戦後70年以上がたったいま、「戦争」の体験をつたえられる方が年々少なくなっています。体験者の話をきくことができないことは「なぜ戦争が良くないのか」という質問への答えをはっきりと描けなくなることにもつながります。今日紹介する絵本は、その「なぜ」という質問に、ひとつの答えを提示する作品です。
ピューリッツァー賞作家が筆をとった理由とは
作者のアリス・ウォーカーは、差別をうける黒人女性の姿を描いた『カラー・パープル』で、ピューリッツァー賞フィクション部門を受賞した作家です。作品はスピルバーグにより映画化もされています。
『なぜ戦争はよくないか』(アリス・ウォーカー 作/ステファーノ・ヴィタール 絵/長田弘 訳)は、アリスが、2001年9月11日のアメリカの同時多発テロ攻撃に対する、アメリカの報復の現実を知り、衝撃を受けて書いた作品です。
そこには、平和だった毎日の暮らしを破壊され、親を亡くし、さまよう子どもたちの姿がありました。「戦争」が何なのか、わからないままに巻きこまれ、傷つく子どもたちをこれ以上増やしたくない––––。「戦争が、姿をたくみに隠し、人びとの平和な日々にしのびよる––––そのおろそしさを伝えることが、子どもたちを守るひとつの手だてになると信じています」と語るアリス・ウォーカーが、子どもたちに向けて、筆をとった作品です。
そのアリス・ウォーカーの文章に絵で応えたのは、イタリア生まれの作家、ステファーノ・ヴィタール。コラージュを駆使した斬新な手法で、アリスの語りを「目にみえる」かたちで表現しています。

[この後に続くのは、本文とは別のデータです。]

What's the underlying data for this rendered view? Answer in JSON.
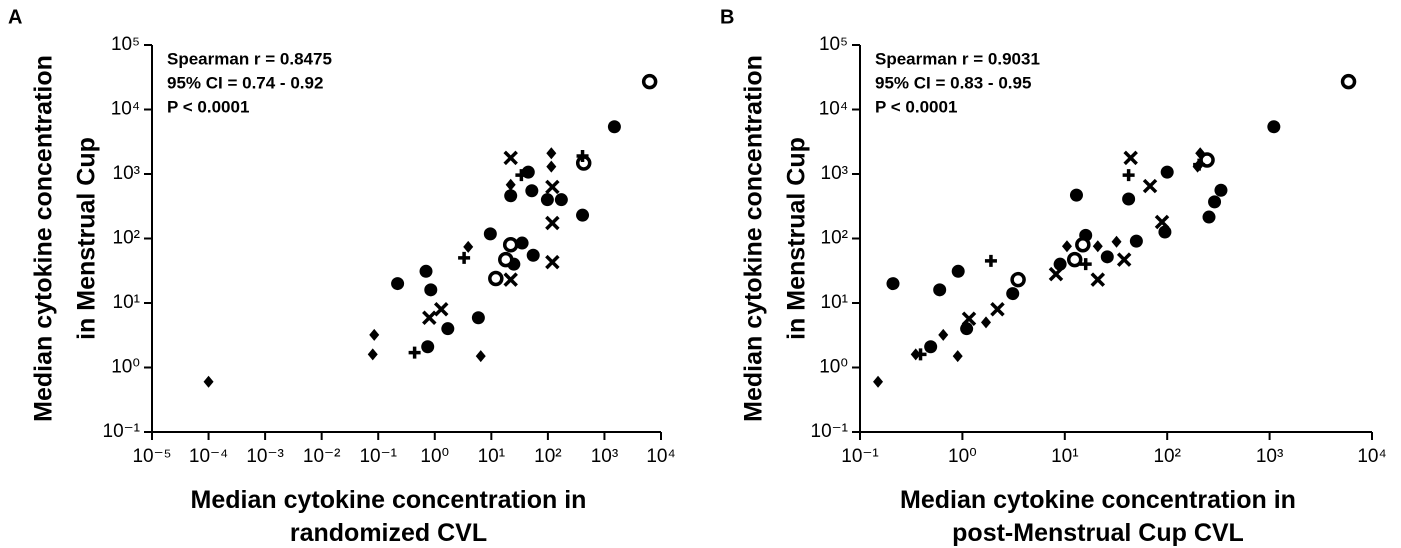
{
  "chart_data": [
    {
      "type": "scatter",
      "panel_label": "A",
      "xlabel": [
        "Median cytokine concentration in",
        "randomized CVL"
      ],
      "ylabel": [
        "Median cytokine concentration",
        "in Menstrual Cup"
      ],
      "annotations": [
        "Spearman r = 0.8475",
        "95% CI = 0.74 - 0.92",
        "P  < 0.0001"
      ],
      "log_x": true,
      "log_y": true,
      "color": "#000000",
      "xlim": [
        1e-05,
        10000
      ],
      "ylim": [
        0.1,
        100000
      ],
      "xticks": [
        {
          "value": 1e-05,
          "label": "10⁻⁵"
        },
        {
          "value": 0.0001,
          "label": "10⁻⁴"
        },
        {
          "value": 0.001,
          "label": "10⁻³"
        },
        {
          "value": 0.01,
          "label": "10⁻²"
        },
        {
          "value": 0.1,
          "label": "10⁻¹"
        },
        {
          "value": 1,
          "label": "10⁰"
        },
        {
          "value": 10,
          "label": "10¹"
        },
        {
          "value": 100,
          "label": "10²"
        },
        {
          "value": 1000,
          "label": "10³"
        },
        {
          "value": 10000,
          "label": "10⁴"
        }
      ],
      "yticks": [
        {
          "value": 0.1,
          "label": "10⁻¹"
        },
        {
          "value": 1,
          "label": "10⁰"
        },
        {
          "value": 10,
          "label": "10¹"
        },
        {
          "value": 100,
          "label": "10²"
        },
        {
          "value": 1000,
          "label": "10³"
        },
        {
          "value": 10000,
          "label": "10⁴"
        },
        {
          "value": 100000,
          "label": "10⁵"
        }
      ],
      "series": [
        {
          "marker": "circle",
          "x": [
            0.22,
            0.7,
            0.85,
            0.75,
            1.7,
            5.9,
            9.6,
            25,
            22,
            45,
            52,
            55,
            98,
            173,
            410,
            1500,
            35
          ],
          "y": [
            20,
            31,
            16,
            2.1,
            4,
            5.9,
            118,
            40,
            460,
            1070,
            550,
            55,
            400,
            400,
            230,
            5400,
            85
          ]
        },
        {
          "marker": "open-circle",
          "x": [
            6300,
            430,
            22,
            18,
            12
          ],
          "y": [
            27000,
            1480,
            80,
            47,
            24
          ]
        },
        {
          "marker": "diamond",
          "x": [
            0.0001,
            0.08,
            0.085,
            3.9,
            115,
            115,
            22,
            6.5
          ],
          "y": [
            0.6,
            1.6,
            3.2,
            74,
            2100,
            1300,
            680,
            1.5
          ]
        },
        {
          "marker": "plus",
          "x": [
            0.44,
            3.3,
            34,
            410
          ],
          "y": [
            1.7,
            50,
            960,
            1900
          ]
        },
        {
          "marker": "cross",
          "x": [
            22,
            120,
            120,
            120,
            22,
            1.3,
            0.8
          ],
          "y": [
            1780,
            630,
            174,
            43,
            23,
            8,
            5.9
          ]
        }
      ]
    },
    {
      "type": "scatter",
      "panel_label": "B",
      "xlabel": [
        "Median cytokine concentration in",
        "post-Menstrual Cup CVL"
      ],
      "ylabel": [
        "Median cytokine concentration",
        "in Menstrual Cup"
      ],
      "annotations": [
        "Spearman r = 0.9031",
        "95% CI = 0.83 - 0.95",
        "P  < 0.0001"
      ],
      "log_x": true,
      "log_y": true,
      "color": "#000000",
      "xlim": [
        0.1,
        10000
      ],
      "ylim": [
        0.1,
        100000
      ],
      "xticks": [
        {
          "value": 0.1,
          "label": "10⁻¹"
        },
        {
          "value": 1,
          "label": "10⁰"
        },
        {
          "value": 10,
          "label": "10¹"
        },
        {
          "value": 100,
          "label": "10²"
        },
        {
          "value": 1000,
          "label": "10³"
        },
        {
          "value": 10000,
          "label": "10⁴"
        }
      ],
      "yticks": [
        {
          "value": 0.1,
          "label": "10⁻¹"
        },
        {
          "value": 1,
          "label": "10⁰"
        },
        {
          "value": 10,
          "label": "10¹"
        },
        {
          "value": 100,
          "label": "10²"
        },
        {
          "value": 1000,
          "label": "10³"
        },
        {
          "value": 10000,
          "label": "10⁴"
        },
        {
          "value": 100000,
          "label": "10⁵"
        }
      ],
      "series": [
        {
          "marker": "circle",
          "x": [
            0.21,
            0.91,
            0.6,
            0.49,
            1.1,
            3.1,
            9,
            13,
            16,
            42,
            26,
            50,
            100,
            95,
            335,
            290,
            256,
            1100
          ],
          "y": [
            20,
            31,
            16,
            2.1,
            4,
            14,
            40,
            470,
            112,
            410,
            52,
            91,
            1070,
            126,
            560,
            370,
            215,
            5400
          ]
        },
        {
          "marker": "open-circle",
          "x": [
            5900,
            245,
            15,
            12.5,
            3.5
          ],
          "y": [
            27000,
            1650,
            80,
            47,
            23
          ]
        },
        {
          "marker": "diamond",
          "x": [
            0.15,
            0.35,
            0.65,
            0.9,
            1.7,
            10.5,
            21,
            32,
            210,
            198
          ],
          "y": [
            0.6,
            1.6,
            3.2,
            1.5,
            5,
            76,
            76,
            89,
            2100,
            1300
          ]
        },
        {
          "marker": "plus",
          "x": [
            0.39,
            1.9,
            16,
            42,
            205
          ],
          "y": [
            1.6,
            45,
            40,
            960,
            1400
          ]
        },
        {
          "marker": "cross",
          "x": [
            44,
            68,
            89,
            38,
            21,
            8.2,
            1.16,
            2.2
          ],
          "y": [
            1780,
            650,
            180,
            47,
            23,
            28,
            5.7,
            8
          ]
        }
      ]
    }
  ]
}
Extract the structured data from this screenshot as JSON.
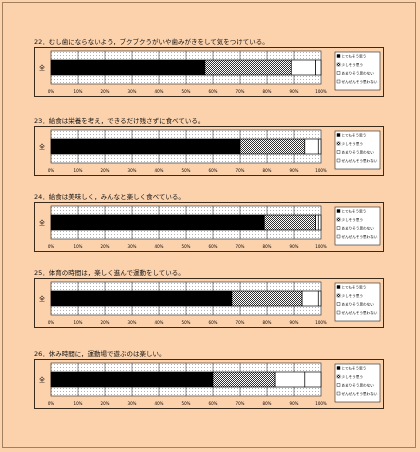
{
  "page": {
    "background": "#fcd2ad"
  },
  "legend_labels": [
    "とてもそう思う",
    "少しそう思う",
    "あまりそう思わない",
    "ぜんぜんそう思わない"
  ],
  "series_colors": [
    "#000000",
    "#b8b8b8",
    "#ffffff",
    "#ffffff"
  ],
  "chart_data": [
    {
      "type": "bar",
      "title": "22．むし歯にならないよう，ブクブクうがいや歯みがきをして気をつけている。",
      "categories": [
        "全"
      ],
      "series": [
        {
          "name": "とてもそう思う",
          "values": [
            57
          ]
        },
        {
          "name": "少しそう思う",
          "values": [
            32
          ]
        },
        {
          "name": "あまりそう思わない",
          "values": [
            9
          ]
        },
        {
          "name": "ぜんぜんそう思わない",
          "values": [
            2
          ]
        }
      ],
      "x_ticks": [
        "0%",
        "10%",
        "20%",
        "30%",
        "40%",
        "50%",
        "60%",
        "70%",
        "80%",
        "90%",
        "100%"
      ],
      "xlim": [
        0,
        100
      ]
    },
    {
      "type": "bar",
      "title": "23．給食は栄養を考え，できるだけ残さずに食べている。",
      "categories": [
        "全"
      ],
      "series": [
        {
          "name": "とてもそう思う",
          "values": [
            70
          ]
        },
        {
          "name": "少しそう思う",
          "values": [
            24
          ]
        },
        {
          "name": "あまりそう思わない",
          "values": [
            5
          ]
        },
        {
          "name": "ぜんぜんそう思わない",
          "values": [
            1
          ]
        }
      ],
      "x_ticks": [
        "0%",
        "10%",
        "20%",
        "30%",
        "40%",
        "50%",
        "60%",
        "70%",
        "80%",
        "90%",
        "100%"
      ],
      "xlim": [
        0,
        100
      ]
    },
    {
      "type": "bar",
      "title": "24．給食は美味しく，みんなと楽しく食べている。",
      "categories": [
        "全"
      ],
      "series": [
        {
          "name": "とてもそう思う",
          "values": [
            79
          ]
        },
        {
          "name": "少しそう思う",
          "values": [
            19
          ]
        },
        {
          "name": "あまりそう思わない",
          "values": [
            1
          ]
        },
        {
          "name": "ぜんぜんそう思わない",
          "values": [
            1
          ]
        }
      ],
      "x_ticks": [
        "0%",
        "10%",
        "20%",
        "30%",
        "40%",
        "50%",
        "60%",
        "70%",
        "80%",
        "90%",
        "100%"
      ],
      "xlim": [
        0,
        100
      ]
    },
    {
      "type": "bar",
      "title": "25．体育の時間は，楽しく進んで運動をしている。",
      "categories": [
        "全"
      ],
      "series": [
        {
          "name": "とてもそう思う",
          "values": [
            67
          ]
        },
        {
          "name": "少しそう思う",
          "values": [
            26
          ]
        },
        {
          "name": "あまりそう思わない",
          "values": [
            6
          ]
        },
        {
          "name": "ぜんぜんそう思わない",
          "values": [
            1
          ]
        }
      ],
      "x_ticks": [
        "0%",
        "10%",
        "20%",
        "30%",
        "40%",
        "50%",
        "60%",
        "70%",
        "80%",
        "90%",
        "100%"
      ],
      "xlim": [
        0,
        100
      ]
    },
    {
      "type": "bar",
      "title": "26．休み時間に，運動場で遊ぶのは楽しい。",
      "categories": [
        "全"
      ],
      "series": [
        {
          "name": "とてもそう思う",
          "values": [
            60
          ]
        },
        {
          "name": "少しそう思う",
          "values": [
            23
          ]
        },
        {
          "name": "あまりそう思わない",
          "values": [
            11
          ]
        },
        {
          "name": "ぜんぜんそう思わない",
          "values": [
            6
          ]
        }
      ],
      "x_ticks": [
        "0%",
        "10%",
        "20%",
        "30%",
        "40%",
        "50%",
        "60%",
        "70%",
        "80%",
        "90%",
        "100%"
      ],
      "xlim": [
        0,
        100
      ]
    }
  ]
}
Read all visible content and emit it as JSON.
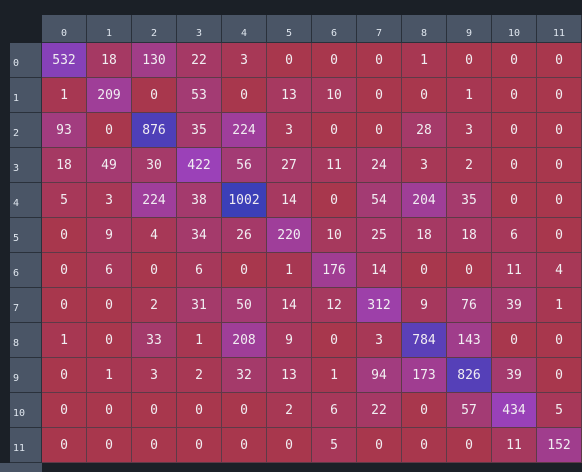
{
  "chart_data": {
    "type": "heatmap",
    "title": "",
    "xlabel": "",
    "ylabel": "",
    "x_labels": [
      "0",
      "1",
      "2",
      "3",
      "4",
      "5",
      "6",
      "7",
      "8",
      "9",
      "10",
      "11"
    ],
    "y_labels": [
      "0",
      "1",
      "2",
      "3",
      "4",
      "5",
      "6",
      "7",
      "8",
      "9",
      "10",
      "11"
    ],
    "values": [
      [
        532,
        18,
        130,
        22,
        3,
        0,
        0,
        0,
        1,
        0,
        0,
        0
      ],
      [
        1,
        209,
        0,
        53,
        0,
        13,
        10,
        0,
        0,
        1,
        0,
        0
      ],
      [
        93,
        0,
        876,
        35,
        224,
        3,
        0,
        0,
        28,
        3,
        0,
        0
      ],
      [
        18,
        49,
        30,
        422,
        56,
        27,
        11,
        24,
        3,
        2,
        0,
        0
      ],
      [
        5,
        3,
        224,
        38,
        1002,
        14,
        0,
        54,
        204,
        35,
        0,
        0
      ],
      [
        0,
        9,
        4,
        34,
        26,
        220,
        10,
        25,
        18,
        18,
        6,
        0
      ],
      [
        0,
        6,
        0,
        6,
        0,
        1,
        176,
        14,
        0,
        0,
        11,
        4
      ],
      [
        0,
        0,
        2,
        31,
        50,
        14,
        12,
        312,
        9,
        76,
        39,
        1
      ],
      [
        1,
        0,
        33,
        1,
        208,
        9,
        0,
        3,
        784,
        143,
        0,
        0
      ],
      [
        0,
        1,
        3,
        2,
        32,
        13,
        1,
        94,
        173,
        826,
        39,
        0
      ],
      [
        0,
        0,
        0,
        0,
        0,
        2,
        6,
        22,
        0,
        57,
        434,
        5
      ],
      [
        0,
        0,
        0,
        0,
        0,
        0,
        5,
        0,
        0,
        0,
        11,
        152
      ]
    ],
    "color_scale": {
      "low": "#a8374d",
      "mid": "#9b41b8",
      "high": "#3c3fb8"
    },
    "text_color": "#f1eef2",
    "header_color": "#4a5566",
    "background": "#1b2027"
  }
}
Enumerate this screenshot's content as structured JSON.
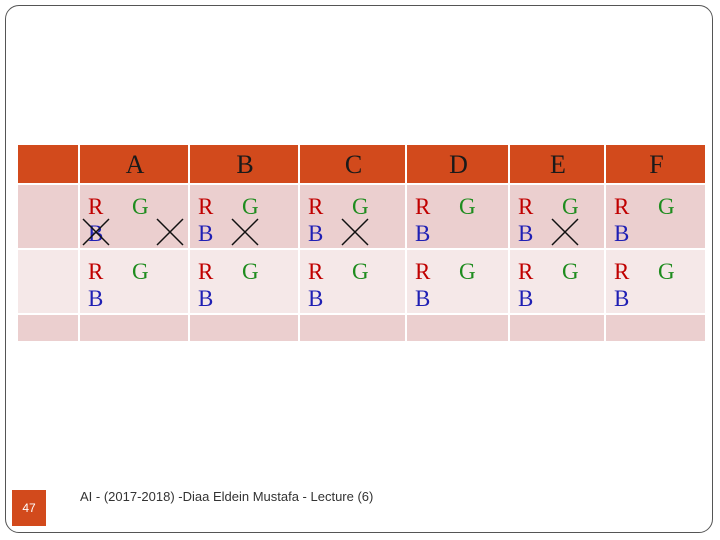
{
  "table": {
    "columns": [
      "A",
      "B",
      "C",
      "D",
      "E",
      "F"
    ],
    "rows": [
      [
        {
          "r": "R",
          "g": "G",
          "b": "B"
        },
        {
          "r": "R",
          "g": "G",
          "b": "B"
        },
        {
          "r": "R",
          "g": "G",
          "b": "B"
        },
        {
          "r": "R",
          "g": "G",
          "b": "B"
        },
        {
          "r": "R",
          "g": "G",
          "b": "B"
        },
        {
          "r": "R",
          "g": "G",
          "b": "B"
        }
      ],
      [
        {
          "r": "R",
          "g": "G",
          "b": "B"
        },
        {
          "r": "R",
          "g": "G",
          "b": "B"
        },
        {
          "r": "R",
          "g": "G",
          "b": "B"
        },
        {
          "r": "R",
          "g": "G",
          "b": "B"
        },
        {
          "r": "R",
          "g": "G",
          "b": "B"
        },
        {
          "r": "R",
          "g": "G",
          "b": "B"
        }
      ]
    ]
  },
  "footer": {
    "slide_number": "47",
    "text": "AI - (2017-2018) -Diaa Eldein Mustafa - Lecture (6)"
  }
}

子どもにわかる言葉で、抽象的に、深く、戦争を解き明かす
本を開いてみると、子どもにもわかるやさしい言葉で、語りかけるように、戦争とはいったいどういうものか、ということが書かれています。物でもなく人でもない、実体のない戦争がもたらすおそろしさを、抽象的に、けれども、深く解き明かしていきます。
戦争は
戦争の目で
ものを見るのよ
油を
ガスを
マホガニーの木を
そして
地中にある
あらゆるかがやくものを
窓のそばにいる
若い母親を
心に思いうかべてみて
子守唄をうたいながら
若い母親はうれしい
赤ん坊は
母親の黒い巻き毛を
指でるくるまわしながら
おっぱいを飲んでいる
こういう大切な時間なの
人が
なくしてはいけないものは
戦争がどういうものかは一言でいいあらわすことは難しいですが、この絵本では、私たちが大切にしなければいけない、大切にしたいものを、戦争がどのように変えていくかという表現で、戦争を語っていきます。戦争を体験していない私たちの感性にうったえかけることで、深く戦争の姿を伝える1冊です。
この夏、ぜひ親子で読んでみてください。